À partir de là, on peut repérer quelques terrains où les « jeux de connaissance » des sciences sociales et celui du roman peuvent converger pour mieux appréhender ce qui se joue dans la réalité sociale. Le romancier, Aurélien Bellanger, qui prend les traits de Sauveterre, assume son implication dans la fiction et engage à cette aune sa subjectivité de citoyen et d’observateur de la vie politique, sans se draper dans les habits de l’expert avisé. C’est particulièrement prégnant dans les chapitres intitulés « Le romancier » (p. 293-299), où est écrit que « le commentaire d’actualité était, avant même qu’il n’entame cet exercice quotidien, le domaine d’excellence de Sauveterre, les personnages et situations de ses fictions lui ayant toujours été fournis par l’époque » (p. 297), et « Séparation » (p. 461-464), où il lâche : « C’était un roman que Sauveterre avait écrit dans le plus grand secret. Il y avait mis une rage froide, ou plutôt tous ses scrupules d’historiographe du régime. Cette partie-là de son œuvre, il se l’était promis, devait rester intacte (p. 461). »

La suite confirme cette volonté de coller au plus près à la réalité dans laquelle il s’implique et se sent impliqué à la lumière de sa propre trajectoire. Il n’est donc plus tout à fait dans la simple fiction, où l’imagination d’un récit et de personnages totalement fictifs jouerait à plein.
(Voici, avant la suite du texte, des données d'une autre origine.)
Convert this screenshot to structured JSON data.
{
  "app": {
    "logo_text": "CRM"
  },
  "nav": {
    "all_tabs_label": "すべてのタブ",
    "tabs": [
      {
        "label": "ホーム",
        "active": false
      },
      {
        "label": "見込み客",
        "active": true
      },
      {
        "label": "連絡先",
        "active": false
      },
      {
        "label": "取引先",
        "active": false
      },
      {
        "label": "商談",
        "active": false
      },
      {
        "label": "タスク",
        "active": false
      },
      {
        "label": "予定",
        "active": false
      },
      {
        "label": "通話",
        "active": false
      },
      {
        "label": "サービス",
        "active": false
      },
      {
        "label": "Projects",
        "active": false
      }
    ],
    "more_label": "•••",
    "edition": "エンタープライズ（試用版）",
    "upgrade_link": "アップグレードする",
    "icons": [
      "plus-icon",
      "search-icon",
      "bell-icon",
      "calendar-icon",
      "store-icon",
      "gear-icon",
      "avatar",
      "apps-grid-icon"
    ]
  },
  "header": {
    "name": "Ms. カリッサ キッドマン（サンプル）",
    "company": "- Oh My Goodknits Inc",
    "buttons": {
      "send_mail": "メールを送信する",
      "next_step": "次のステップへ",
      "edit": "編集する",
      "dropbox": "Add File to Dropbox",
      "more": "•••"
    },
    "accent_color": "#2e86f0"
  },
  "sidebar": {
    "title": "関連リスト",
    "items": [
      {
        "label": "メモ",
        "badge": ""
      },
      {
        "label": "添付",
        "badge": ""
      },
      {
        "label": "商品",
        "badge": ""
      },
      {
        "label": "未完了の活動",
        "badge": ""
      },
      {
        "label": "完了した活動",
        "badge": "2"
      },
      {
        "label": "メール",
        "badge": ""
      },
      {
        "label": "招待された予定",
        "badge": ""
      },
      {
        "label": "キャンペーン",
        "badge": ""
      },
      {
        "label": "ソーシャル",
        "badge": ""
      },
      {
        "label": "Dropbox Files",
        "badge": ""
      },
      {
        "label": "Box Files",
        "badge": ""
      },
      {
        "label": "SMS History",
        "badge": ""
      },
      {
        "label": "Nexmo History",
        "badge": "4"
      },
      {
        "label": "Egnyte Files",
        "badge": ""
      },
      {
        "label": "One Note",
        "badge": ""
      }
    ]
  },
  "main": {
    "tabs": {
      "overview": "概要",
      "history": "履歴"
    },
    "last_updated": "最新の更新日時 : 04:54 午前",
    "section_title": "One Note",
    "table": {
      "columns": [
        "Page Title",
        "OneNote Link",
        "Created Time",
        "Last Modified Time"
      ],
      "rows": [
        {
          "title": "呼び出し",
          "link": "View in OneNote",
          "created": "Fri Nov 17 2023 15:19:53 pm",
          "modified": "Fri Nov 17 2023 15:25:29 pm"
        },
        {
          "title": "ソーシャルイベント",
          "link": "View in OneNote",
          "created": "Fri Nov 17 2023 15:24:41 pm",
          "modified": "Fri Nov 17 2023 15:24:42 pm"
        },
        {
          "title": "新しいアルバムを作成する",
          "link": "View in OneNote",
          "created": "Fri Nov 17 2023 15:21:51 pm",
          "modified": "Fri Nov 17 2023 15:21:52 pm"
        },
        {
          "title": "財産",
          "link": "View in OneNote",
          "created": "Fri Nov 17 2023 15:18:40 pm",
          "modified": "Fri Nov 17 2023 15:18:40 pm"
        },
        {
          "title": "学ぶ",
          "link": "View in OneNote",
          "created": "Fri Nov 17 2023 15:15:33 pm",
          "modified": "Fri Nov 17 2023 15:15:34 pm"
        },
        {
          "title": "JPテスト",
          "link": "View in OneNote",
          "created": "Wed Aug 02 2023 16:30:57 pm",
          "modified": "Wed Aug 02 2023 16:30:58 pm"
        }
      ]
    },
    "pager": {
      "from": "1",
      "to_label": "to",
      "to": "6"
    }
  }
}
Autrement dit, Bellanger se détourne en quelque sorte de la réalité factuelle durant le temps romanesque pour mieux y revenir en semant de multiples indices. Parce que, précisément, il part de fragments de cette réalité, vécue et perçue de là où il s’est trouvé à un moment ou à un autre de sa vie, pour collecter et rassembler les matériaux de la fiction.

Deux types de discours s’en trouvent entremêlés et cohabitent continûment : un discours factuel et un discours fictif ; le discours, dans une veine foucaldienne, étant à la fois « l’ensemble des choses qu’on dit », « une manière de les dire » et « dans ce qu’on ne dit pas, ou qui se marque par des gestes, des attitudes, des manières d’être, des schémas de comportements, des aménagements spatiaux. Le discours, c’est l’ensemble des significations contraintes et contraignantes qui passent à travers les rapports sociaux »[5]. La meilleure preuve de ce croisement suggestif entre fiction et réalité s’illustre de deux façons : d’une part, la matière explicative fournie par le romancier lors de différentes interviews faisant suite à la publication, au cours desquelles il ne nie pas le souci de décrire des choses qu’il juge conformes à une certaine vérité, et, d’autre part, dans les réactions véhémentes des doubles réels, caricaturés dans le roman, à l’instar de Raphaël Enthoven.

Les Derniers jours du Parti socialiste assume donc une sorte de « fonction cognitive » du récit, pour reprendre une expression de Jean-Marie Schaeffer, comportant à cet égard une valeur de vérité, laquelle n’empêche pas, toutefois, des prises de distance avec ce qu’il s’est probablement passé ou des erreurs factuelles. « Une fonction assertive du discours » est à l’œuvre en ceci que l’ouvrage provoque des « actes cognitifs » au regard de situations où apparaissent effectivement des adéquations entre ce qui est représenté dans la fiction romanesque et ce qui est. Il provoque aussi, on l’a vu, et c’est l’un des effets d’actualité et d’acuité d’un propos qui emprunte des voies réalistes, des « réactions et engagements émotifs », en premier lieu auprès de ceux qui s’y reconnaissent en tant que protagonistes principaux de scènes où ils sont moqués et décrits désavantageusement.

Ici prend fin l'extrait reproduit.